Water is the foundation of life on this planet. It is also in short supply as demands for agriculture, energy, and urban drinking water grow. Not to mention the impacts of climate change on shifting rain patterns, making some regions drier and others more variable. Like many countries, India is starting to feel the force of this scarcity. According to a recent article in National Geographic Magazine, the wells that have been keeping India green are running dry. And these are not some quaint little stone wells in a wood (my mind's idyllic image); reach up to 600 feet below ground level, the wells are tapping deep groundwater aquifers that take many years to replenish.

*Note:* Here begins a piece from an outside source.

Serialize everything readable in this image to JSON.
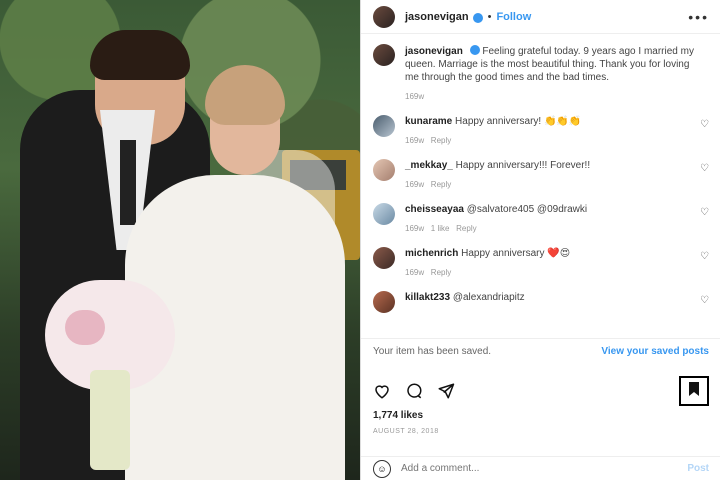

What does this mean? Besides taking a good deal of energy to pump this water out of the ground, loss of groundwater resources can hurt crop production and increase the salinity of the soil (also reducing crop production). Moreover, and as seems to often be the case, the poor rural populations are the most affected. The article calls for more accurate pricing of electricity (and therefore, water), to spur conscientious use of the resource. Agricultural techniques, such as using drip irrigation and better-adapted crops, will help improve efficiency in water consumption.
Columbia University's Water Center and the Stockholm Environment Institute cited in the article, both argue for breaking down the barriers between energy, water, and agriculture sectors. Unfortunately, operating in silos is not a new issue;, nor are the "water woes" in India. A New York Times article three years ago described the same scenario. Perhaps, the new policies and state government programs (like that in Gujarat) that focus on better energy and water management will be the first step in the right direction.